Abstract
In recent years, there has been an explosion of online platforms and E-commerce, which generate massive amounts of network data. For example, a friend link on Facebook represents a connection between users, and a rating on Amazon is a connection between a customer and a product. These network data contain extensive information on customers' behaviors and preferences. However, deriving meaningful insights from the data can be challenging. On the one hand, networks are often extremely large and have millions of nodes and billions of edges. On the other hand, the network can be sparse, given that some nodes interact only with a few other nodes with a significant amount of noise from missing or faulty connections. Thus, extracting valuable information from such noisy and vast amounts of data requires highly efficient approaches that can process a large amount of data and detect tenuous statistical signatures. As such, my thesis has developed along the following two interrelated streams.
The first stream aims at developing the fundamental limits and designing simple and scalable algorithms for learning complex networks. We base our study upon the decision-theoretic framework wherein an unknown structure underlies the network data.
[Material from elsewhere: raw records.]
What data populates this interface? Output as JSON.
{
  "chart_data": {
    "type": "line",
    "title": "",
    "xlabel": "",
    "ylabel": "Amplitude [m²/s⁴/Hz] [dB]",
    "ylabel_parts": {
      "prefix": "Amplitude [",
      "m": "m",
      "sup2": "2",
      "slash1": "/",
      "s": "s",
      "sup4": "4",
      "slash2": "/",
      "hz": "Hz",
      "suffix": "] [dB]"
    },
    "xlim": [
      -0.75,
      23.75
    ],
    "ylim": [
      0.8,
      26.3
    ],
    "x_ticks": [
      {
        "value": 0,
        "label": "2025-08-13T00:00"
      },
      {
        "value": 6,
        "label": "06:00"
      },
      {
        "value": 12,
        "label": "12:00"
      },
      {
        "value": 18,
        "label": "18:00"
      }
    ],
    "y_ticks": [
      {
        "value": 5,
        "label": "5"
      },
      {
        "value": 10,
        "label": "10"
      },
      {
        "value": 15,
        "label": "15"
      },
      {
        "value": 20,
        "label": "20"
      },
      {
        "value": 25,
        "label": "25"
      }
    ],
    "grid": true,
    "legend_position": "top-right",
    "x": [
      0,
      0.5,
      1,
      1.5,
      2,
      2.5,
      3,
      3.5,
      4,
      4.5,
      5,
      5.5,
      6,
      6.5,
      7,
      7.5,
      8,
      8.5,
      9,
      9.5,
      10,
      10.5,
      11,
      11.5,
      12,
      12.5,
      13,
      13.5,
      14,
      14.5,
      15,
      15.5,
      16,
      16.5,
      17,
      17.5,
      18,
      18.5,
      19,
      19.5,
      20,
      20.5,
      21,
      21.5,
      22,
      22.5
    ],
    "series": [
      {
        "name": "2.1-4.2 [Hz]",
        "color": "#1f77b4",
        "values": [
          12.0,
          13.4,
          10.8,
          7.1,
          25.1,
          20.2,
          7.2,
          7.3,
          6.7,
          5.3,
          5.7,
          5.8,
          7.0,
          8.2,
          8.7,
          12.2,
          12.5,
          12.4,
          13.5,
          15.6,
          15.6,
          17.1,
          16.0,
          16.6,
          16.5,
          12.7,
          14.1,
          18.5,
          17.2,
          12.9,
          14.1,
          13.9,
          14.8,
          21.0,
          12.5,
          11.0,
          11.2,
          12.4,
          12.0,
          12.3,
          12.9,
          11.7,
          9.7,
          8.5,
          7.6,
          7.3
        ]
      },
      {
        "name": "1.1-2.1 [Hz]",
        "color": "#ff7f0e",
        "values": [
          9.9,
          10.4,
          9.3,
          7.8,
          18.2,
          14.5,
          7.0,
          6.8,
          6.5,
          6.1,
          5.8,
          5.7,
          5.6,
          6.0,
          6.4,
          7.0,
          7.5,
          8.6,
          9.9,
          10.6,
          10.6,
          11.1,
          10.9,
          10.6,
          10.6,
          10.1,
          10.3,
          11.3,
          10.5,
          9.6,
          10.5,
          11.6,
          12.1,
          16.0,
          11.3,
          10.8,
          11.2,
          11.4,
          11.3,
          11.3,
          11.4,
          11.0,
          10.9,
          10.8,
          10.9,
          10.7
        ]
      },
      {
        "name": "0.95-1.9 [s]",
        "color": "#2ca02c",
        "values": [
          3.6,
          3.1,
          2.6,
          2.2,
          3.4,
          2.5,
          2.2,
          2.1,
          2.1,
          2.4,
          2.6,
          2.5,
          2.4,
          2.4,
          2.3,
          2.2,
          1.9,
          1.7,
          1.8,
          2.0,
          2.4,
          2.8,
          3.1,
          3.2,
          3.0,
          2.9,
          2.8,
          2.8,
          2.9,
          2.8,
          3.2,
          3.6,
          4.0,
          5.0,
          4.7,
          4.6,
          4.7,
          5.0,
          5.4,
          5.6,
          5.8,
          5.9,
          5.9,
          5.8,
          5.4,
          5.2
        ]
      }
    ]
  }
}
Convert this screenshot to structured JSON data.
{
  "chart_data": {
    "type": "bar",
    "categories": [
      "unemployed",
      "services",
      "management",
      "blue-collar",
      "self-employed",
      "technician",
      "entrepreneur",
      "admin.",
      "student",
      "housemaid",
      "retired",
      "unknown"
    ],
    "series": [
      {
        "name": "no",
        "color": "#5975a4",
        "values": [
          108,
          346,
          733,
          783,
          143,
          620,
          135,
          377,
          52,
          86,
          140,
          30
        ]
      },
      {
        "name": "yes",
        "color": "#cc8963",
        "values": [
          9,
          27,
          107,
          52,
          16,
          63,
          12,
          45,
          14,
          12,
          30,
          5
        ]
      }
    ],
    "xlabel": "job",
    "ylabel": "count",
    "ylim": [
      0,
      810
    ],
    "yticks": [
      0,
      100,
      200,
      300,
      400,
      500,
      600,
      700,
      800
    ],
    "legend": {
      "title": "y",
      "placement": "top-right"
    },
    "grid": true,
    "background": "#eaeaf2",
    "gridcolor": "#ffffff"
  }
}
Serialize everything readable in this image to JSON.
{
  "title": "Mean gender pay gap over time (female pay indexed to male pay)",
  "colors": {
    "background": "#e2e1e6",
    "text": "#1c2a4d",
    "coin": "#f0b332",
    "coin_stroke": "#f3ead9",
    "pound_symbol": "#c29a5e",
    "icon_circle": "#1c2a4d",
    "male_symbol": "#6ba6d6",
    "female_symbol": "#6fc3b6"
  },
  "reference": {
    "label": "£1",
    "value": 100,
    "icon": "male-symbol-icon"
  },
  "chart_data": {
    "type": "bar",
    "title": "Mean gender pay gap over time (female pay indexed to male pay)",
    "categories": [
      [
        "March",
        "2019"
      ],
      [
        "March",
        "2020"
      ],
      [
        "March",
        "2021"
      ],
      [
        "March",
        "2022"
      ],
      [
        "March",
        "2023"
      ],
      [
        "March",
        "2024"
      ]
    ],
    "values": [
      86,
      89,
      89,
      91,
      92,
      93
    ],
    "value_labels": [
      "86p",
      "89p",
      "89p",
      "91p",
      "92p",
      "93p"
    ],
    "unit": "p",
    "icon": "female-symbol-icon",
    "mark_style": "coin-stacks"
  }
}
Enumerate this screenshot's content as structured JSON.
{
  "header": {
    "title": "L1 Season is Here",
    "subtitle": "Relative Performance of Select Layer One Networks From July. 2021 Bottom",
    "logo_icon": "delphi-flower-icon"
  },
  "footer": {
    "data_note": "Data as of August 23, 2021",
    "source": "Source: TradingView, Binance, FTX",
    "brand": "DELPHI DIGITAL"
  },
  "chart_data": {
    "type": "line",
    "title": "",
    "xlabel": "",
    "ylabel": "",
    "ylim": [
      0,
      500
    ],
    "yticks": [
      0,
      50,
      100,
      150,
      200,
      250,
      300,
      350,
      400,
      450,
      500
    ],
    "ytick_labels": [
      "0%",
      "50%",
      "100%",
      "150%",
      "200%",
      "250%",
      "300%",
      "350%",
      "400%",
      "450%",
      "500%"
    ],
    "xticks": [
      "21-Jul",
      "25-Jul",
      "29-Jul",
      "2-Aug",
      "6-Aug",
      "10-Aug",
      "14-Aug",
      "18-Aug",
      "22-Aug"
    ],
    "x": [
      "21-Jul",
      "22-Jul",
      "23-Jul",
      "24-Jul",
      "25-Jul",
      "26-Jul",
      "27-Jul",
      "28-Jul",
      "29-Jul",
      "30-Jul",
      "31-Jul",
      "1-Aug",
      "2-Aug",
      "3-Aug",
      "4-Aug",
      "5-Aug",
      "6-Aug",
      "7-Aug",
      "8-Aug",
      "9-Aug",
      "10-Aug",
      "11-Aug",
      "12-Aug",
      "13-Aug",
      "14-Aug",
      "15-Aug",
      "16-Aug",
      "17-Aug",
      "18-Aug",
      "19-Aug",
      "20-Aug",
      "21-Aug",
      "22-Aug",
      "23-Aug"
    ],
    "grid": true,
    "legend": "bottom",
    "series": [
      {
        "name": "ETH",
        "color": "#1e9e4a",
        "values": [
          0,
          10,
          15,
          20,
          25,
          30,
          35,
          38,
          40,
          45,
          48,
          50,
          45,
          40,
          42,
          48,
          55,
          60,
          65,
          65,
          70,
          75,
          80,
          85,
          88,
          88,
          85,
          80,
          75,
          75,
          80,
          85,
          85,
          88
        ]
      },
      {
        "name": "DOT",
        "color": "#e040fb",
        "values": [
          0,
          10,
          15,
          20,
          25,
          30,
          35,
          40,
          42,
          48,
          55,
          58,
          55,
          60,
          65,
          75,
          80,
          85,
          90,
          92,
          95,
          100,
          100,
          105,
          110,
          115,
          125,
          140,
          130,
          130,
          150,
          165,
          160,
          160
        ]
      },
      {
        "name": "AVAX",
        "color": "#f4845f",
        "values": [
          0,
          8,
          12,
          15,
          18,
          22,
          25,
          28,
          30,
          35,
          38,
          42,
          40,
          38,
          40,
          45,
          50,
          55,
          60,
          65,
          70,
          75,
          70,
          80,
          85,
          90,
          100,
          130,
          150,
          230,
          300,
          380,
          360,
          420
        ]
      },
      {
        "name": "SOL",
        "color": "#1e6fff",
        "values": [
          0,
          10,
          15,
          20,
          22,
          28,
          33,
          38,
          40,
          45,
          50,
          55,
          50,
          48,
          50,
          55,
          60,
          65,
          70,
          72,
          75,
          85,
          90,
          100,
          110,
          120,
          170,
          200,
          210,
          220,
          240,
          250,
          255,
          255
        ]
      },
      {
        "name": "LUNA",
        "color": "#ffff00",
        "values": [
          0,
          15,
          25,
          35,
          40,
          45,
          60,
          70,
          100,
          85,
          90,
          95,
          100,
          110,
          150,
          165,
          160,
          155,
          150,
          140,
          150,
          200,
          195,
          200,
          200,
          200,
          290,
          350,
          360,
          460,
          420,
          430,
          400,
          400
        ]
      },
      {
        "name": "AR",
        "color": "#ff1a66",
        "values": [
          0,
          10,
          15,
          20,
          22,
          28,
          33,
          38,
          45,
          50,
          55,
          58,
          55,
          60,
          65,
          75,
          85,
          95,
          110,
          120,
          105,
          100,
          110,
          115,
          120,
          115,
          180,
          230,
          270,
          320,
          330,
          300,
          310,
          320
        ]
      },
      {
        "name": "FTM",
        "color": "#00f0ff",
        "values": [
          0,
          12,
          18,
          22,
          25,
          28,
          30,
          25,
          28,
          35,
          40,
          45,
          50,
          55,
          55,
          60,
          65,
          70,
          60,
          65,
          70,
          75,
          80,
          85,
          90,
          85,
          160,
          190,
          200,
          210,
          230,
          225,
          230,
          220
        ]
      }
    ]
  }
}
We aim to detect and recover this hidden structure based on partial or noisy observation. In particular, we focus on the problem of graph matching (network alignment), which refers to finding the bijection between the vertex sets of the two graphs that maximizes the total number of common edges. We have initiated a statistical analysis of detection and recovery problems by matching two randomly generated graphs with an underlying vertex correspondence and correlated edges. We characterize the sharp fundamental limits for both problems and develop new algorithms that are the first to achieve detection and recovery with an explicit constant correlation for both sparse and dense regimes, which settled important open problems in this field.
The second stream focuses on improving network systems' decision-making efficiency under uncertainties and limited information. We study the dynamic matching problem in which a new agent enters the market randomly and waits to be matched, and the arrival rates for different types of agents are unknown. The goal is to maximize market efficiency and, at the same time, reduce the wait time for each participant in the system. This problem is inspired by the car-pooling platform, in which after they make a request, riders may have to wait on the platform for some time for potential matches with other riders traveling in the same direction based on their pick-up and drop-off locations. We develop hindsight-optimal primal-dual policies that achieve both constant regret and wait time for each type of agent on average at all times.